Südkoreas Präsidenten Moon Jae In deutete am Dienstag an, dass eine Verbesserung der innerkoreanischen Beziehungen nicht von der Lösung des Atomstreits getrennt werden könne. Südkorea stärkt wegen der Bedrohung durch nordkoreanische Atomraketen seine Raketenabwehr und organisiert regelmäßig gemeinsame Militärmanöver mit den USA.

Es wäre das ersten Treffen der Regierungen beider Länder seit mehr als zwei Jahren, sagte eine Sprecherin des Ministeriums. Seoul strebe ein Treffen am 9. Januar auf der Ebene von Ministern oder Vizeministern an. 

China begrüßte die Annäherung als «eine gute Sache». Peking unterstütze es, dass beide Seiten die Gelegenheit nutzen wollten, die Lage auf der koreanischen Halbinsel zu entspannen und diese atomwaffenfrei zu machen, sagte ein Sprecher des Außenministeriums.

Kommentatoren konservativer südkoreanischer Tageszeitungen wie der «Chosun Ilbo» warnten davor, dass Pjöngjang mit einer Annäherung an Seoul auch versuchen könnte, zwischen Südkorea und seinem Verbündeten USA einen Keil zu treiben. Die konservativen Oppositionsparteien riefen den sozialliberalen Präsidenten Moon Jae In zur Vorsicht auf.  

Nordkoreas Machthaber Kim Jong Un hatte in seiner Neujahrsansprache am Montag angeboten, eine Delegation zu den Olympischen Spielen in der grenznahen südkoreanischen Provinz Gangwon zu entsenden.
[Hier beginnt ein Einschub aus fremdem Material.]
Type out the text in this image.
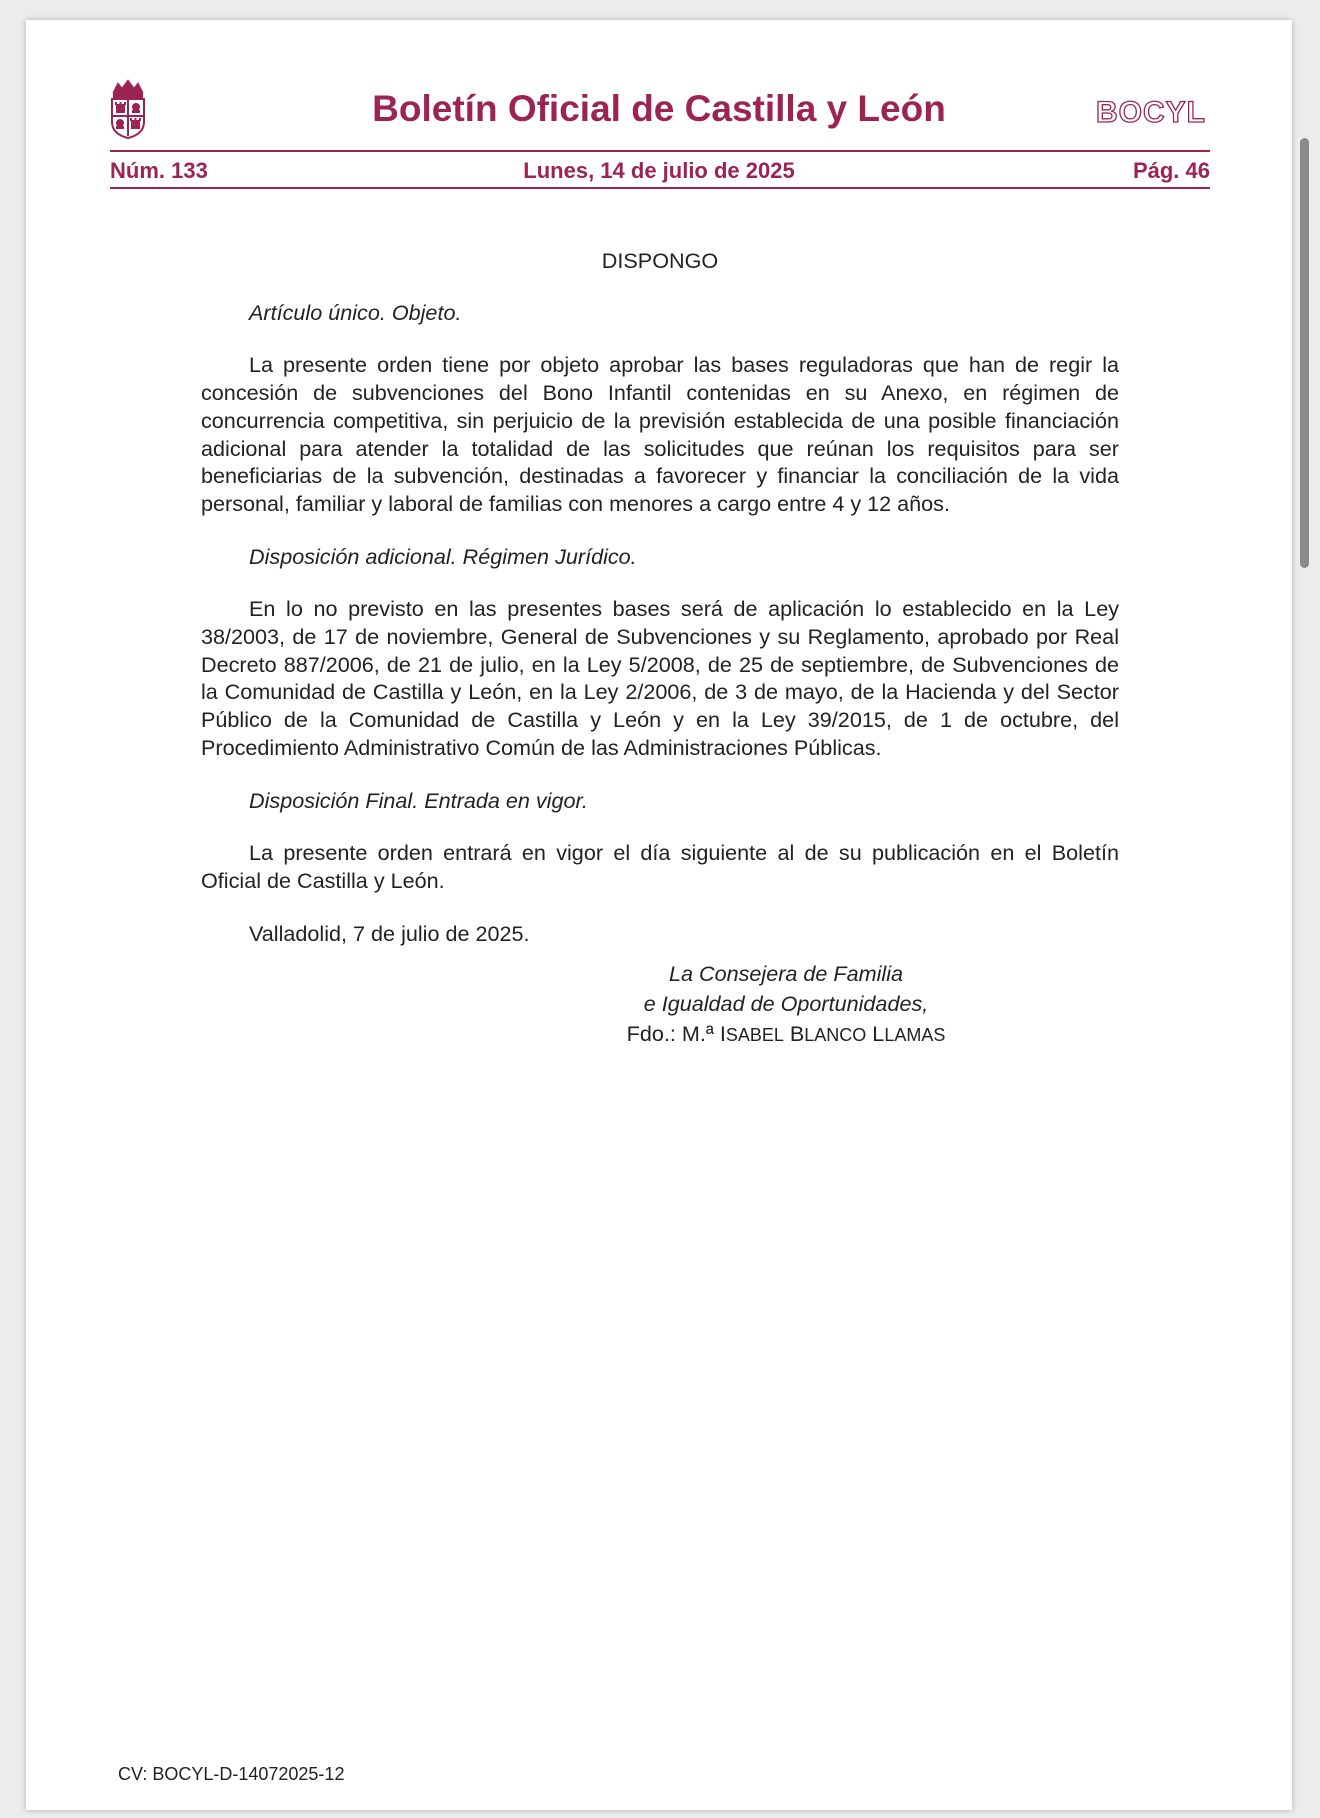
Boletín Oficial de Castilla y León	BOCYL
Núm. 133	Lunes, 14 de julio de 2025	Pág. 46

DISPONGO

Artículo único. Objeto.

La presente orden tiene por objeto aprobar las bases reguladoras que han de regir la concesión de subvenciones del Bono Infantil contenidas en su Anexo, en régimen de concurrencia competitiva, sin perjuicio de la previsión establecida de una posible financiación adicional para atender la totalidad de las solicitudes que reúnan los requisitos para ser beneficiarias de la subvención, destinadas a favorecer y financiar la conciliación de la vida personal, familiar y laboral de familias con menores a cargo entre 4 y 12 años.

Disposición adicional. Régimen Jurídico.

En lo no previsto en las presentes bases será de aplicación lo establecido en la Ley 38/2003, de 17 de noviembre, General de Subvenciones y su Reglamento, aprobado por Real Decreto 887/2006, de 21 de julio, en la Ley 5/2008, de 25 de septiembre, de Subvenciones de la Comunidad de Castilla y León, en la Ley 2/2006, de 3 de mayo, de la Hacienda y del Sector Público de la Comunidad de Castilla y León y en la Ley 39/2015, de 1 de octubre, del Procedimiento Administrativo Común de las Administraciones Públicas.

Disposición Final. Entrada en vigor.

La presente orden entrará en vigor el día siguiente al de su publicación en el Boletín Oficial de Castilla y León.

Valladolid, 7 de julio de 2025.

La Consejera de Familia
e Igualdad de Oportunidades,
Fdo.: M.ª ISABEL BLANCO LLAMAS
CV: BOCYL-D-14072025-12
Beide Länder könnten sich dazu sofort treffen, schlug er vor. 

Das Angebot an Südkorea verband der Diktator jedoch mit neuen Drohungen in Richtung der USA. Pjöngjang wirft Washington eine feindselige Politik vor. Die gesamten USA seien in Reichweite der nordkoreanischen Atomwaffen, betonte Kim. Der «Atomwaffenknopf» sei stets auf seinem Schreibtisch. 

Südkorea begrüßte dennoch Kims Gesprächsangebot. Moon wies das Außenministerium aber an, sich eng mit den Alliierten Südkoreas und der internationalen Gemeinschaft darüber abzustimmen, wie die Verbesserung des innerkoreanischen Verhältnisses und eine Beilegung des Atomstreits «zur gleichen Zeit» behandelt werden könnten.

Südkorea verlangt wie die USA von Nordkorea einen überprüfbaren Abbau des Atomprogramms. Moon äußerte seine Hoffnung, dass die Olympischen Spiele eine bahnbrechende Gelegenheit bieten könnten, «die Beziehungen zu verbessern und Frieden zu schaffen». 

Die Lage in der Region ist sehr angespannt, weil Nordkorea die Entwicklung von Mittelstrecken- und Interkontinentalraketen vorantreibt und neben Raketen auch Atombomben testet. Der UN-Sicherheitsrat hat deswegen mit den Stimmen auch Russlands und Chinas schwere Sanktionen gegen Nordkorea verhängt, die jedoch das Land nicht zur Umkehr bewegen.

Moon hatte Nordkorea im vergangenen Juli Militärgespräche über Schritte zur Entspannungen und ein Treffen der Rot-Kreuz-Verbände beider Länder über humanitäre Fragen vorgeschlagen. Pjöngjang war aber nicht darauf eingegangen. 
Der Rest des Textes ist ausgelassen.